Lalu, mengapa masyarakat masih setia terhadap budaya suara menggelegar ini?

Alasan MUI Jatim Menetapkan Sound Horeg Haram

MUI Jawa Timur secara resmi menetapkan Fatwa Nomor 1 Tahun 2025 pada Minggu, 13 Juli 2025, yang menyatakan bahwa penggunaan sound horeg adalah haram.

Baca Juga:Solidaritas yang Salah Sasaran, Ekonom: Berpotensi Merusak Ekonomi NasionalTelkom Gandeng IBM Indonesia dan F5 Networks Kenalkan Pentingnya AI dan Cybersecurity bagi Generasi Muda

Proses penyusunan fatwa ini dilakukan secara komprehensif dan melibatkan berbagai pihak, termasuk ahli THT (Telinga, Hidung, Tenggorokan), aparat kepolisian, perwakilan pemerintah daerah, hingga komunitas pecinta sound horeg.

Menurut hasil kajian medis, suara yang dihasilkan sound horeg bisa mencapai 135 desibel, setara dengan suara mesin pesawat jet yang secara medis membahayakan kesehatan telinga manusia.

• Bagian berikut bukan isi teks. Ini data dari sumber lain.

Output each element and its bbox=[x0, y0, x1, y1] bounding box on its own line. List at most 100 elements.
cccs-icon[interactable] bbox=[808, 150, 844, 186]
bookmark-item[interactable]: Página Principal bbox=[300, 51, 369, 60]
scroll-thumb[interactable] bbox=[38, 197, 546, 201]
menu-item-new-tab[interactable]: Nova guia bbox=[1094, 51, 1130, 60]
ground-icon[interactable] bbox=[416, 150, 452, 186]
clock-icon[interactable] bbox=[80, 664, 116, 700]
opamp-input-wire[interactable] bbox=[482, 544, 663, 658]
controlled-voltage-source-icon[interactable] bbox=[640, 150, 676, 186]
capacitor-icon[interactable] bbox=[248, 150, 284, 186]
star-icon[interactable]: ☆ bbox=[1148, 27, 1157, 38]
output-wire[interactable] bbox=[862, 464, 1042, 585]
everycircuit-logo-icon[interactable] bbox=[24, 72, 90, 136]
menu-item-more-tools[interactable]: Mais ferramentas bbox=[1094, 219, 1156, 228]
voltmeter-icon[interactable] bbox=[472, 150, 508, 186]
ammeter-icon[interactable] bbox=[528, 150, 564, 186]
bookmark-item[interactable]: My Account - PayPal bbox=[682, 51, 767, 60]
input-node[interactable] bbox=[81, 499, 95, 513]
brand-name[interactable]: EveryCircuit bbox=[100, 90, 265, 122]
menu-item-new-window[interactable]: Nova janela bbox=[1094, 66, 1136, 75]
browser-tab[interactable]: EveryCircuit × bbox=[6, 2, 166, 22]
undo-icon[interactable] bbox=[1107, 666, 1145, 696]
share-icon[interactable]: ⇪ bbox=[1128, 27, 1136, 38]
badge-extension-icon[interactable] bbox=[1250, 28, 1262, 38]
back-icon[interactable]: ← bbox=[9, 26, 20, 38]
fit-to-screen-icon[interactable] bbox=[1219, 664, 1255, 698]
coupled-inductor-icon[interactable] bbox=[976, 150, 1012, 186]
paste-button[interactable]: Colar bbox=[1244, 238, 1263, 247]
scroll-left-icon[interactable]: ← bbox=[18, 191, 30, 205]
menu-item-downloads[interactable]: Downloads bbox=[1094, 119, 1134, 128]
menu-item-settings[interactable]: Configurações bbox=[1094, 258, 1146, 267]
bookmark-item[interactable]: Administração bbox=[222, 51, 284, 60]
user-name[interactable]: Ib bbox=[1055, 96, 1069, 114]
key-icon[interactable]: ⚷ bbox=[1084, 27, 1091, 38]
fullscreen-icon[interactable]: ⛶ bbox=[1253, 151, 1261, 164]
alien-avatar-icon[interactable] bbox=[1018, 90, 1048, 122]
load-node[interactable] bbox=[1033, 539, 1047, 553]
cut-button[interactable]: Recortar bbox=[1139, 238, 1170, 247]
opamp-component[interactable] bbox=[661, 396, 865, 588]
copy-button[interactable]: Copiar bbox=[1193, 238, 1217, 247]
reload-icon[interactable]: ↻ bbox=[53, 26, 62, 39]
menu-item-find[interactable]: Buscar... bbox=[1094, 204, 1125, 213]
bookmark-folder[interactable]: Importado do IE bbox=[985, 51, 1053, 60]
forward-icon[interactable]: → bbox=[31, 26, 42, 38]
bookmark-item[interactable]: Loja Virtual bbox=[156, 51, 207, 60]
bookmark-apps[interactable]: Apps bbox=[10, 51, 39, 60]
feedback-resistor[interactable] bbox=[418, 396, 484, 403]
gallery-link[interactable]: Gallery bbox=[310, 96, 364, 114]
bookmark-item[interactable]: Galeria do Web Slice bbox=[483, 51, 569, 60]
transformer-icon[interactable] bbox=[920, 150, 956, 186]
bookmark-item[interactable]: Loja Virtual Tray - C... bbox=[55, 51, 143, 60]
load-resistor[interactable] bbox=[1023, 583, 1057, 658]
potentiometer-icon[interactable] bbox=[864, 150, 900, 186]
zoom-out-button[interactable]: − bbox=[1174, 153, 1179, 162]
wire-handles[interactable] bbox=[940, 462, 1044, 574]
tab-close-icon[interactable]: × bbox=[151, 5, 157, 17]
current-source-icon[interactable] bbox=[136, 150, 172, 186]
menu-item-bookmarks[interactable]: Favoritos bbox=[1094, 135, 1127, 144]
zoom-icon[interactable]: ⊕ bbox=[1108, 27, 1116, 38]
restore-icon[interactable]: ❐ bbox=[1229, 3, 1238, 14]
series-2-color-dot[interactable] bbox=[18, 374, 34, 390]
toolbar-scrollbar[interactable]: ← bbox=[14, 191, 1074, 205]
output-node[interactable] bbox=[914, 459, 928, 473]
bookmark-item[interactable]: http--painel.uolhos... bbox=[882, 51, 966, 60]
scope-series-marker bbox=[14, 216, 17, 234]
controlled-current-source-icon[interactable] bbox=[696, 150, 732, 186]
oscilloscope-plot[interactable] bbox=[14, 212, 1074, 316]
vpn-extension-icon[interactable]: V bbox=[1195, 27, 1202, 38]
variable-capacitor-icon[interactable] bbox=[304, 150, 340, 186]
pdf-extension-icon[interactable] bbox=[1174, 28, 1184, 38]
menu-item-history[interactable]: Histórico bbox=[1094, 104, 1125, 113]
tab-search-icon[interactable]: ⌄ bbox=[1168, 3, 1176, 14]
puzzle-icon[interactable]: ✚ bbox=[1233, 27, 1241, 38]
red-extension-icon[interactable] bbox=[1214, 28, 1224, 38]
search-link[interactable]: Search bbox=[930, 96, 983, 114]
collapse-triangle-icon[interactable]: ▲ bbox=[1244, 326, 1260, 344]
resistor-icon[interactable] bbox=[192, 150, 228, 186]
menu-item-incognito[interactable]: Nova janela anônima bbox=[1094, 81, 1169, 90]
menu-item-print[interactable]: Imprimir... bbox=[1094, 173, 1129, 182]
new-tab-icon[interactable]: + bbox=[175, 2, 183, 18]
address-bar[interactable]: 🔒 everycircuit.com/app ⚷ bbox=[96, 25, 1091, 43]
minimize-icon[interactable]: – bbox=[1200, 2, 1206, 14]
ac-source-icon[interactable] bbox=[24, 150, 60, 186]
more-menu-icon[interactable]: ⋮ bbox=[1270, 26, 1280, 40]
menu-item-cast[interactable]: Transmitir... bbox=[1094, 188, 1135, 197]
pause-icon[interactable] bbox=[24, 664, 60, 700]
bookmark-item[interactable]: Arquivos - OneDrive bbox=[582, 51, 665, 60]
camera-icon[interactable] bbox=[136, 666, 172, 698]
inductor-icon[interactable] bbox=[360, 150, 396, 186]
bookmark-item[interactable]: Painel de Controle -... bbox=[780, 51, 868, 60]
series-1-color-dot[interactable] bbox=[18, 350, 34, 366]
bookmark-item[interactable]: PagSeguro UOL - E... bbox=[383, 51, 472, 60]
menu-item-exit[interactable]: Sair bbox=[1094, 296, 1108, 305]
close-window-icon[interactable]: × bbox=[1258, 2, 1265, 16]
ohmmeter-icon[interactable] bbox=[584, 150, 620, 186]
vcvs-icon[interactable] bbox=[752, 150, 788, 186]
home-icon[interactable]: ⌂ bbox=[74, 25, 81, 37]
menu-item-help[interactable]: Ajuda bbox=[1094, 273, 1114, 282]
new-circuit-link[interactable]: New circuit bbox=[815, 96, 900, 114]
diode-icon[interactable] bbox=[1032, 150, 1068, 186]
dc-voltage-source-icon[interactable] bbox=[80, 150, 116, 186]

Selain risiko gangguan pendengaran, intensitas suara seperti itu juga bisa memicu stres, gangguan tidur, hingga konflik sosial akibat kebisingan yang mengganggu warga sekitar.

Karena alasan tersebut MUI menetapkan Sound Horeg haram sebab membawa mudarat.

Namun, meski status hukumnya sudah jelas, mengapa budaya sound horeg masih mendapat tempat di hati masyarakat?

Alasan Mengapa Sound Horeg Tetap Dicintai di Jawa Timur

Menurut penjelasan Nindyo Budi Kumoro, antropolog dari Universitas Brawijaya, popularitas sound horeg tidak bisa dilepaskan dari akar sosiokultural masyarakat Jawa Timur, khususnya di wilayah selatan.

Setidaknya ada tiga faktor utama yang membuat budaya ini tetap eksis:

1. Budaya Toleransi terhadap Kebisingan

Baca Juga:Telkom Packfest 2025 : 636 UKM Naik Kelas dengan Kemasan Lebih MenjualIMHJB Gelar Kopdargab dengan Meriah di Ciamis

Masyarakat Jawa Timur bagian selatan sudah sejak lama terbiasa dengan suara keras.

Dalam banyak kegiatan sosial seperti hajatan, mereka justru menganggap suara menggelegar dari sound system sebagai bentuk kemeriahan.

Musik dangdut dengan volume tinggi pun kerap menjadi teman pagi hari warga untuk membangkitkan semangat.

“Orang-orang di sana justru menikmati ketika hajatan diramaikan dengan suara sound yang keras. Itu sudah menjadi bagian dari budaya lokal,” jelas Nindyo.